IQ Commerce realized the importance of having a European partner when it decided to tackle the market “across the pond.” The Saratoga, California company provides online direct marketing solutions to its buyers. Its “click and stay” software allows shoppers to complete an entire transaction without having to leave that Web site. The application service provider’s (ASP) goal is to help its buyers capture, convert and retain their customers who are using all forms of digital media.

On February 20 iQ Commerce formed a joint venture with eVerger, a London, England funding company, to create iQEurope. Christopher McCarthy, vice president, marketing and strategic services for iQ Commerce, says the California company joined hands with eVerger to ease its entry into the European market.

Unlike the United States, which shares the same tax base, language and monetary system, Europe is a union of individualistic countries with different languages, cultures and currencies. “In Europe you need in-country managers who can speak the language, know the customs and cultures, and have connections,” says McCarthy. EVerger, the 10th largest media buying company in the world, has those connections.

The ASP executive says speed to market “was of the essence.” The strategic alliance with EVerger allowed iQ Commerce to “get a leg up on the European market.” Of course, eVerger received a sophisticated customer interaction technology that can be deployed quickly. The duo wanted to cement iQEurope in the marketplace “to prevent any competition from coming in,” continues McCarthy.

McCarthy says iQ preferred a joint venture rather than an outsourcing relationship because the JV “strengthened the bond between the two companies. Your fortunes are tied together more explicitly. You win or lose together.”
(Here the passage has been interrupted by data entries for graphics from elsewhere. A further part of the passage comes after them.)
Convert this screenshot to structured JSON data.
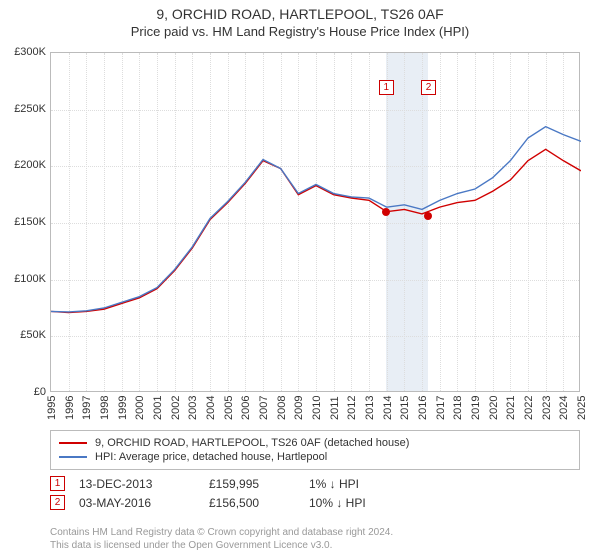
{
  "title": {
    "line1": "9, ORCHID ROAD, HARTLEPOOL, TS26 0AF",
    "line2": "Price paid vs. HM Land Registry's House Price Index (HPI)"
  },
  "chart": {
    "type": "line",
    "background_color": "#ffffff",
    "border_color": "#bbbbbb",
    "grid_color": "#dddddd",
    "y": {
      "min": 0,
      "max": 300000,
      "step": 50000,
      "ticks": [
        "£0",
        "£50K",
        "£100K",
        "£150K",
        "£200K",
        "£250K",
        "£300K"
      ],
      "label_fontsize": 11
    },
    "x": {
      "min": 1995,
      "max": 2025,
      "step": 1,
      "tick_labels": [
        "1995",
        "1996",
        "1997",
        "1998",
        "1999",
        "2000",
        "2001",
        "2002",
        "2003",
        "2004",
        "2005",
        "2006",
        "2007",
        "2008",
        "2009",
        "2010",
        "2011",
        "2012",
        "2013",
        "2014",
        "2015",
        "2016",
        "2017",
        "2018",
        "2019",
        "2020",
        "2021",
        "2022",
        "2023",
        "2024",
        "2025"
      ],
      "label_fontsize": 11
    },
    "highlight_band": {
      "from_year": 2013.95,
      "to_year": 2016.34,
      "color": "#e8eef5"
    },
    "series": [
      {
        "id": "property",
        "label": "9, ORCHID ROAD, HARTLEPOOL, TS26 0AF (detached house)",
        "color": "#d00000",
        "line_width": 1.4,
        "points": [
          [
            1995,
            72000
          ],
          [
            1996,
            71000
          ],
          [
            1997,
            72000
          ],
          [
            1998,
            74000
          ],
          [
            1999,
            79000
          ],
          [
            2000,
            84000
          ],
          [
            2001,
            92000
          ],
          [
            2002,
            108000
          ],
          [
            2003,
            128000
          ],
          [
            2004,
            153000
          ],
          [
            2005,
            168000
          ],
          [
            2006,
            185000
          ],
          [
            2007,
            205000
          ],
          [
            2008,
            198000
          ],
          [
            2009,
            175000
          ],
          [
            2010,
            183000
          ],
          [
            2011,
            175000
          ],
          [
            2012,
            172000
          ],
          [
            2013,
            170000
          ],
          [
            2014,
            160000
          ],
          [
            2015,
            162000
          ],
          [
            2016,
            158000
          ],
          [
            2017,
            164000
          ],
          [
            2018,
            168000
          ],
          [
            2019,
            170000
          ],
          [
            2020,
            178000
          ],
          [
            2021,
            188000
          ],
          [
            2022,
            205000
          ],
          [
            2023,
            215000
          ],
          [
            2024,
            205000
          ],
          [
            2025,
            196000
          ]
        ]
      },
      {
        "id": "hpi",
        "label": "HPI: Average price, detached house, Hartlepool",
        "color": "#4a78c4",
        "line_width": 1.4,
        "points": [
          [
            1995,
            72000
          ],
          [
            1996,
            71500
          ],
          [
            1997,
            72500
          ],
          [
            1998,
            75000
          ],
          [
            1999,
            80000
          ],
          [
            2000,
            85000
          ],
          [
            2001,
            93000
          ],
          [
            2002,
            109000
          ],
          [
            2003,
            129000
          ],
          [
            2004,
            154000
          ],
          [
            2005,
            169000
          ],
          [
            2006,
            186000
          ],
          [
            2007,
            206000
          ],
          [
            2008,
            198000
          ],
          [
            2009,
            176000
          ],
          [
            2010,
            184000
          ],
          [
            2011,
            176000
          ],
          [
            2012,
            173000
          ],
          [
            2013,
            172000
          ],
          [
            2014,
            164000
          ],
          [
            2015,
            166000
          ],
          [
            2016,
            162000
          ],
          [
            2017,
            170000
          ],
          [
            2018,
            176000
          ],
          [
            2019,
            180000
          ],
          [
            2020,
            190000
          ],
          [
            2021,
            205000
          ],
          [
            2022,
            225000
          ],
          [
            2023,
            235000
          ],
          [
            2024,
            228000
          ],
          [
            2025,
            222000
          ]
        ]
      }
    ],
    "markers": [
      {
        "n": "1",
        "year": 2013.95,
        "price": 159995,
        "badge_y": 270000
      },
      {
        "n": "2",
        "year": 2016.34,
        "price": 156500,
        "badge_y": 270000
      }
    ],
    "marker_dot_color": "#d00000"
  },
  "transactions": [
    {
      "n": "1",
      "date": "13-DEC-2013",
      "price": "£159,995",
      "diff": "1% ↓ HPI"
    },
    {
      "n": "2",
      "date": "03-MAY-2016",
      "price": "£156,500",
      "diff": "10% ↓ HPI"
    }
  ],
  "footer": {
    "line1": "Contains HM Land Registry data © Crown copyright and database right 2024.",
    "line2": "This data is licensed under the Open Government Licence v3.0."
  }
}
Outsourcing also slashes business risk by forcing the buyer to define the project or process and set expectations. This is a difficult but crucial task that many companies avoid until they write their first outsourcing request for proposal. “This exercise clarifies for you what you want, so you know what to do,” says Janssen. In addition, outsourcing allows the buyer to measure supplier performance so it can hold its supplier accountable.

Mitigating Risk During Times of Change

At no time is this more important than during times of change. Our story, High-Quality, Impermanent Solutions (in this issue), deals with technological change. Today, technological change is a business risk. Companies, know they must learn how to maximize the benefits of eCommerce, and are taking assertive actions to engage in the digital economy while acquiring the requisite infrastructure, according to Michael Fischer, president, strategic business development at EDS, a Plano, Texas information technology outsourcing supplier. “We have to fix the airplane while it’s flying,” he says.
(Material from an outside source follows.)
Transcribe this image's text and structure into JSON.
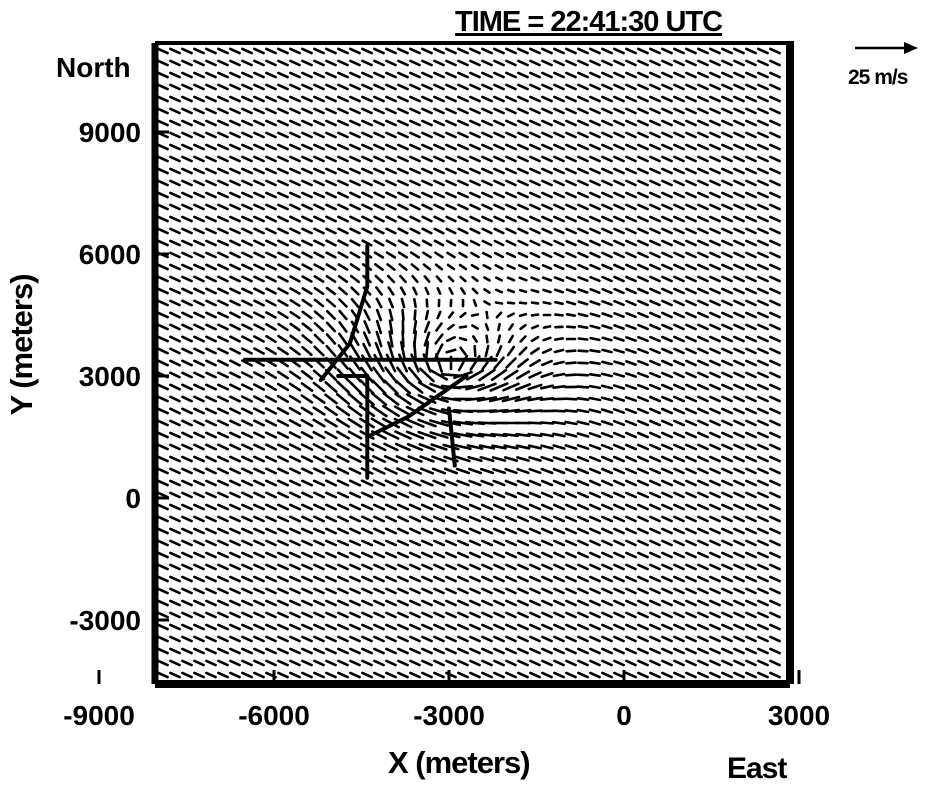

Because its core competency is “the rapid and effective utilization of new technology,” EDS has experience in integrating the new with what is already working, removing business risk for its customers.

Outsourcing suppliers also have more experience in the new technologies. “We are at a higher level than is possible internally because we do the process over and over again,” says Gary Klemens, director of application outsourcing implementation services for Keane Inc., a Boston, Massachusetts eSolution and application development company. Outsourcing to a supplier who is better at the process increases the odds of your success and lowers your business risk.

Fischer says companies outsource to EDS because the company takes operational responsibility for what it builds. “We are focused on the business performance of our customer,” he says.

And that’s the essence of transferring business risk: You know you are engaged in the right relationship when the supplier is just as concerned about your success as you are.

Lessons from the Outsourcing Primer:

  • Outsourcing transfers business risk from buyer to supplier.
  • Companies opening up new markets or introducing new products can cut the risk through outsourcing.
  • Outsourcing suppliers are accountable and care about their customers? success.
  • Outsourcing also mitigates some of the business risk of migrating to new technology.